Cross-college “Marriage Pact” assigns love
The Future. A new dating platform called “Marriage Pact” is expanding from its successful start at various colleges to the public. The app, which uses a mix of questionnaires and data to make matches, will launch in beta in the near future — possibly introducing Gen-Z to a dating app that goes beyond just swipes based on attractiveness.
Welcome to the eHarmony for a new generation.
- Back in 2017, Liam McGregor developed a dating algorithm and questionnaire called “Marriage Pact,” specifically catered to college students for an undergrad Stanford assignment.
- It became a bonafide hit, matching up 107,893 couples across 64 universities over the past four years — with 20% still allegedly in a committed relationship.
- Now, McGregor is building out the algorithm into a full app, which it plans to launch in beta soon, and will have a subscription-based revenue model.

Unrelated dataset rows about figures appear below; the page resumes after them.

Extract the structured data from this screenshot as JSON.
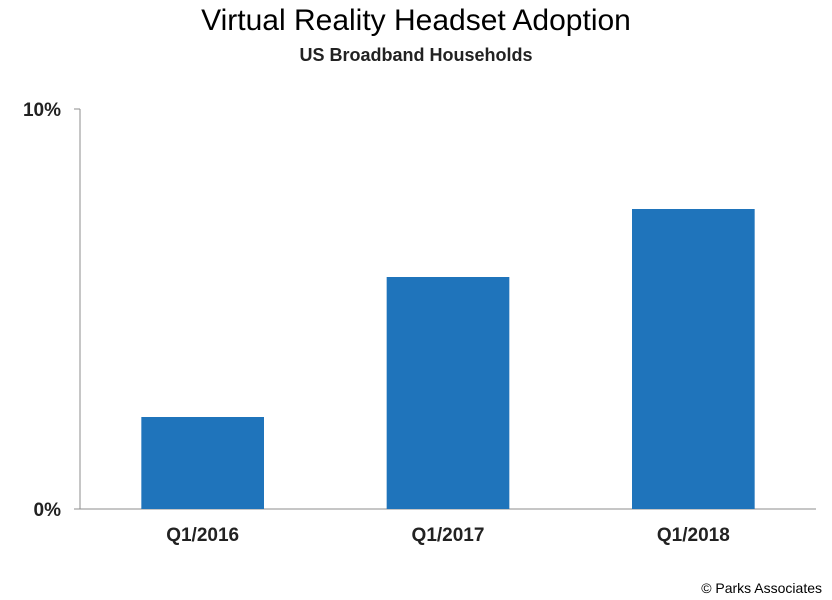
{
  "chart_data": {
    "type": "bar",
    "title": "Virtual Reality Headset Adoption",
    "subtitle": "US Broadband Households",
    "categories": [
      "Q1/2016",
      "Q1/2017",
      "Q1/2018"
    ],
    "values": [
      2.3,
      5.8,
      7.5
    ],
    "ylim": [
      0,
      10
    ],
    "yticks": [
      "0%",
      "10%"
    ],
    "grid": false,
    "bar_color": "#1f74bb",
    "xlabel": "",
    "ylabel": ""
  },
  "credit": "© Parks Associates"
}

Other than the matchmaking algorithm, the app will have new features like an internal reflection questionnaire called “Dialogue.” And eventually, a feature called “Soulmate Radar,” which will alert users when they’ve passed by someone they are compatible with… like a COVID alert system for love.
You may be thinking, “do we really need another dating app?” According to McGregor, the success rate for the platform is already sky-high, with 30% of matches meeting up in person and 3-4% of those dating for more than a year — a higher success rate than other traditional dating apps. No wonder 75% of Stanford undergraduates gave the platform a spin last year.

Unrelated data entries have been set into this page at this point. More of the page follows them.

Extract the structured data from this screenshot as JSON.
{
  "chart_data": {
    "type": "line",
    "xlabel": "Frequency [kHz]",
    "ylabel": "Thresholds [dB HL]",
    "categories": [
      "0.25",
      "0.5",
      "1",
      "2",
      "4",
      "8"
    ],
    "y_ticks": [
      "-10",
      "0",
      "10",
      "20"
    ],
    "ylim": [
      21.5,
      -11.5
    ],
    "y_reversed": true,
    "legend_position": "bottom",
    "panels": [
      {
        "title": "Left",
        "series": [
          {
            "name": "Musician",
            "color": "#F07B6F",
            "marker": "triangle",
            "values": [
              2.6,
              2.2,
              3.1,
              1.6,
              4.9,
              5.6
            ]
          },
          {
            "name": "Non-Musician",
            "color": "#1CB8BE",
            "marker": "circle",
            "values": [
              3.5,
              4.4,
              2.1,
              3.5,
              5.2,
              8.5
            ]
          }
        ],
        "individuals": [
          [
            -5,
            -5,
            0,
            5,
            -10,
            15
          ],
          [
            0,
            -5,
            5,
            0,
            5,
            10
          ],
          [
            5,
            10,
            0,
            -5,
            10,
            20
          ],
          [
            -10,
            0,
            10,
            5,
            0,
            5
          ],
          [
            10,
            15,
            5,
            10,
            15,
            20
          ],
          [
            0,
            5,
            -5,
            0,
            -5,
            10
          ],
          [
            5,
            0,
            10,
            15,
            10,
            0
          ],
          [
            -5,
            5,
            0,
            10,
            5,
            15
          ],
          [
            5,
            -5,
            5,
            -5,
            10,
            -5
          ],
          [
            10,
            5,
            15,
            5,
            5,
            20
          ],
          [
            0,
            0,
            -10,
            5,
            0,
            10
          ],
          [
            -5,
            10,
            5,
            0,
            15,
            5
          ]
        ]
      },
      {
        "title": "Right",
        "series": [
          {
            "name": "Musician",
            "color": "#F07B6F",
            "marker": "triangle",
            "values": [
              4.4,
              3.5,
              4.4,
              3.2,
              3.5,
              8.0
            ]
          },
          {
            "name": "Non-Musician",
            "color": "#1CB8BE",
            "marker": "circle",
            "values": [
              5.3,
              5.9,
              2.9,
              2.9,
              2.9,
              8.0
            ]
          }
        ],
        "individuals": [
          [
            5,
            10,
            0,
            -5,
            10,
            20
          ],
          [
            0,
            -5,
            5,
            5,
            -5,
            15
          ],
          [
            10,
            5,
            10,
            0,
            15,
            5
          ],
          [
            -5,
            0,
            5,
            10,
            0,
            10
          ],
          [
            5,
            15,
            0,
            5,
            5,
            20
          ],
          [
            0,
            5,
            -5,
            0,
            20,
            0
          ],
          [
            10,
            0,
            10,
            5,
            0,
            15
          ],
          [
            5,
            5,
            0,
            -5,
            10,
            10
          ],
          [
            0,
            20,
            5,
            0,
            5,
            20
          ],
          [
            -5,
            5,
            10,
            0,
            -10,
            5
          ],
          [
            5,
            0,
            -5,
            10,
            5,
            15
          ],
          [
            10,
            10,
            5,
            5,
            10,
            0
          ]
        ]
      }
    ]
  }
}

Marriage Pact (honestly, not a great name for commitment-phobes) asks new users 50 questions about life, love, and sources of happiness, which users then rate on a scale of “strongly disagree” to “strongly agree). Yes, this may seem reminiscent of the OG apps like eHarmony and OkCupid, but it shows that even old concepts can surge once again when given a new coat of paint and a fresh user base.